# iTouch 2G inutilisable ?



## Benjamin875 (23 Novembre 2012)

Bonjour,

Un copain m'a filé un iTouch 2G qu'il n'utilisait plus. Cependant, je viens de me rendre compte que je ne peux pas télécharger beaucoup d'applications dont facebook, soundcloud etc.

Que faire ?!

merci d'avance pour vos réponses !


----------



## Gwen (23 Novembre 2012)

Et pourquoi tu ne peux pas les télécharger? Parce qu'elles n'existent pas ? Parce que tu n'as pas de compte iTunes ?


----------



## Benjamin875 (23 Novembre 2012)

Il me dit qu' "ios4.3" est requis pour Facebook et soundcloud.
Je ne peux pas télécharger des mises a jour antérieur de ces application pour les utiliser sur cet itouch ?


----------



## Larme (23 Novembre 2012)

Pas possible de télécharger des versions antérieures...
L'iPod 2G ne peut aller que jusqu'à la 4.2.1, il me semble...


----------



## Benjamin875 (23 Novembre 2012)

Donc je peux jeter mon itouch ? Ou jailbreak ?


----------



## Larme (23 Novembre 2012)

Du côté du _JailBreak_ du devrais pouvoir trouver des trucs...
Le jeter, non, je ne pense pas. Ça reste un _iPod_...


----------



## Benjamin875 (23 Novembre 2012)

Le problème c'est que j'écoute quasiment uniquement la musique en streaming, c'est à dire sur Soundcloud.

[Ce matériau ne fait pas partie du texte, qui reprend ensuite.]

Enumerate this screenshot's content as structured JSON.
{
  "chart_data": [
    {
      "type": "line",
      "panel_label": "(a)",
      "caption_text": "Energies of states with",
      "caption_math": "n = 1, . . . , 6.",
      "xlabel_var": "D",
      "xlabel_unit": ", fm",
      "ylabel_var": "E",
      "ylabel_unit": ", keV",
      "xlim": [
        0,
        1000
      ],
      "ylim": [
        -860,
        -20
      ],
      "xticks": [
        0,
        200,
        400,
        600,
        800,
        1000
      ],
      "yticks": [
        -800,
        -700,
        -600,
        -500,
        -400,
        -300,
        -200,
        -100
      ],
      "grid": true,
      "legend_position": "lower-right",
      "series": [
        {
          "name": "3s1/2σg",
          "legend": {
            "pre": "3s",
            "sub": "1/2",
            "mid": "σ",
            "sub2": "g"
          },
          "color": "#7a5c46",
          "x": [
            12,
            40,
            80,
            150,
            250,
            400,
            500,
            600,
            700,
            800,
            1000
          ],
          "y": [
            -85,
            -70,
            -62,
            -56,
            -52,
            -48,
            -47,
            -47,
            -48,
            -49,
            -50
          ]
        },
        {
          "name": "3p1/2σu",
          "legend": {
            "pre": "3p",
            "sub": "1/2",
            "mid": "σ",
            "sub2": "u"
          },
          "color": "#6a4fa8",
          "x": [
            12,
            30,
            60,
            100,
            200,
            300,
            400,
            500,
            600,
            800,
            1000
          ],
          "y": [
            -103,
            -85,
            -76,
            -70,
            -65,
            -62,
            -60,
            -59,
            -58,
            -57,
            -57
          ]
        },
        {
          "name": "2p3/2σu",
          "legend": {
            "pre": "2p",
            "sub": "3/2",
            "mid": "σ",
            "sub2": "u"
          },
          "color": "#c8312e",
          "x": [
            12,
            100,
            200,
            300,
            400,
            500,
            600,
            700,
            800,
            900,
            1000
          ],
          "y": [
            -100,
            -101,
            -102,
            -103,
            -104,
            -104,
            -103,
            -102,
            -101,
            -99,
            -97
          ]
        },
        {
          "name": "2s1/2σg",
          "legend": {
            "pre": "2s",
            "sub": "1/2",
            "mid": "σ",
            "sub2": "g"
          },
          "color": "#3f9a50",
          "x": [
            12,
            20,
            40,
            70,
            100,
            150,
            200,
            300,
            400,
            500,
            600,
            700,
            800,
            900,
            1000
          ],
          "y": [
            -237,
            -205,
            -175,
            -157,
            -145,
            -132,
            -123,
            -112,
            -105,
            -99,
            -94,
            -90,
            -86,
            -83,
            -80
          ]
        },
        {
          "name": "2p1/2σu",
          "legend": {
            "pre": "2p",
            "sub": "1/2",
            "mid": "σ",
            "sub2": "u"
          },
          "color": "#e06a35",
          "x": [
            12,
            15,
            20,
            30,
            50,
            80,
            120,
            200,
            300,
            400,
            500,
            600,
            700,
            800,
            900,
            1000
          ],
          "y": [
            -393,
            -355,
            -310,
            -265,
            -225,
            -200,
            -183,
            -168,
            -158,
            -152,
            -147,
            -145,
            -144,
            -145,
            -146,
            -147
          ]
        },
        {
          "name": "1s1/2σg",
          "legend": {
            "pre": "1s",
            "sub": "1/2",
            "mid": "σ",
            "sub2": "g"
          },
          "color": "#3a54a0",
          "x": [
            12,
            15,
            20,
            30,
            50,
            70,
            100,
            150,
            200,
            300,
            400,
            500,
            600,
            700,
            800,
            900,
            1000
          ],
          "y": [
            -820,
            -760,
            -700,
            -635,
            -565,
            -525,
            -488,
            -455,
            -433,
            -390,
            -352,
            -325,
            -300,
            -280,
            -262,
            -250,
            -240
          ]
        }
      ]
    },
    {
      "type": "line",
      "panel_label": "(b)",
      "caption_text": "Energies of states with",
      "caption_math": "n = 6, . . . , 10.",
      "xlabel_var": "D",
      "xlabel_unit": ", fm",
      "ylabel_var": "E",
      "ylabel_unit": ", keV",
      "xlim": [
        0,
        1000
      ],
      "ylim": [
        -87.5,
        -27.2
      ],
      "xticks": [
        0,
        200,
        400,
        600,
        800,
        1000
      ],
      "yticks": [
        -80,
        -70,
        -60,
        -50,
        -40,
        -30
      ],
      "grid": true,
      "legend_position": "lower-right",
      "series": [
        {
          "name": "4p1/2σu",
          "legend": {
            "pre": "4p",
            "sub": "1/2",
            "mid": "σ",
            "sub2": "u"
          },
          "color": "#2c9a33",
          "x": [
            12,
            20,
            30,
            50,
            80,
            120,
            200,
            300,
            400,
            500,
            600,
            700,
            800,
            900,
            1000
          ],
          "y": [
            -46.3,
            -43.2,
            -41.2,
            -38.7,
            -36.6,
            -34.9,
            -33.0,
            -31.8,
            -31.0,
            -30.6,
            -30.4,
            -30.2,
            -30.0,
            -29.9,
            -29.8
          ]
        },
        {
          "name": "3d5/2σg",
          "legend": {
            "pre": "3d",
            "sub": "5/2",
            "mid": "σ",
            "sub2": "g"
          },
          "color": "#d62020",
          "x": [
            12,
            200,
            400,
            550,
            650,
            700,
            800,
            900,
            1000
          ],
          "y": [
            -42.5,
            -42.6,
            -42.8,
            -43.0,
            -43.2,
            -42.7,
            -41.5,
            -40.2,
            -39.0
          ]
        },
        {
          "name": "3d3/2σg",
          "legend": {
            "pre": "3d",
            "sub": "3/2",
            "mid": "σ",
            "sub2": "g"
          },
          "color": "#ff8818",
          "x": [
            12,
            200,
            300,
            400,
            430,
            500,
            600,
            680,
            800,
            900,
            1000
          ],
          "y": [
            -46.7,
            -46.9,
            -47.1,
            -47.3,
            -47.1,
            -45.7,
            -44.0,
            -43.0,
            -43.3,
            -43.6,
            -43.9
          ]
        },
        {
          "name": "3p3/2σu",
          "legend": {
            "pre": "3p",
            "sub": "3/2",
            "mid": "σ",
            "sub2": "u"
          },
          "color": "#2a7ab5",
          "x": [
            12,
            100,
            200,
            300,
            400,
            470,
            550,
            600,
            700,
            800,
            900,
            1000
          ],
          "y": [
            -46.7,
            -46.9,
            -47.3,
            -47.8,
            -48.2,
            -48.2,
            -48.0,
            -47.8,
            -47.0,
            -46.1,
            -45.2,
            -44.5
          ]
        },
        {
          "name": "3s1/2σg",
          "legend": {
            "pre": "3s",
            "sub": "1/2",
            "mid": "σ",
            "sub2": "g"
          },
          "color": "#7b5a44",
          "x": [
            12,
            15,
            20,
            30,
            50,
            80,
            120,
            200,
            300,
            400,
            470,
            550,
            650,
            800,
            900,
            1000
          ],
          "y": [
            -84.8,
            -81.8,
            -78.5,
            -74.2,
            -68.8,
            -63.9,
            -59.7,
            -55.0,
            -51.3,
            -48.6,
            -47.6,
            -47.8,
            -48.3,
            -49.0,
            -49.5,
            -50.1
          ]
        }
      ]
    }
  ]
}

Il n'y a vraiment pas moyne de trouver sur internet une version antérieure ? Que pourrait m'apporter le jailbreak ?


----------



## Larme (23 Novembre 2012)

Les applications téléchargées depuis l'AppStore sont liées à ton identifiant iTunes.
Du coup, tu es normalement obligé d'avoir cette petite signature (lien app-identifiant) pour les installer sur ton iPod...

Je ne connais pas le Jailbreak, mais je pense que grâce à lui, tu devrais pouvoir plus ou moins passer outre cette signature et donc pouvoir installer l'application de ton choix. Mais bon, vu que je ne connais pas le monde du Jailbreak, je ne suis pas sûr de ce que j'avance. Une petite recherche sur celui-ci devrait t'aider.


----------



## Benjamin875 (23 Novembre 2012)

Je me suis bien connecté avec mes identifiants mais rien à faire.

J'aurai voulu éviter de le jailbreaker mais m'en voilà contraint visiblement. C'est quand même pas cool de la la part d'Apple cette histoire.


----------



## Larme (23 Novembre 2012)

Benjamin875 a dit:


> Je me suis bien connecté avec mes identifiants mais rien à faire.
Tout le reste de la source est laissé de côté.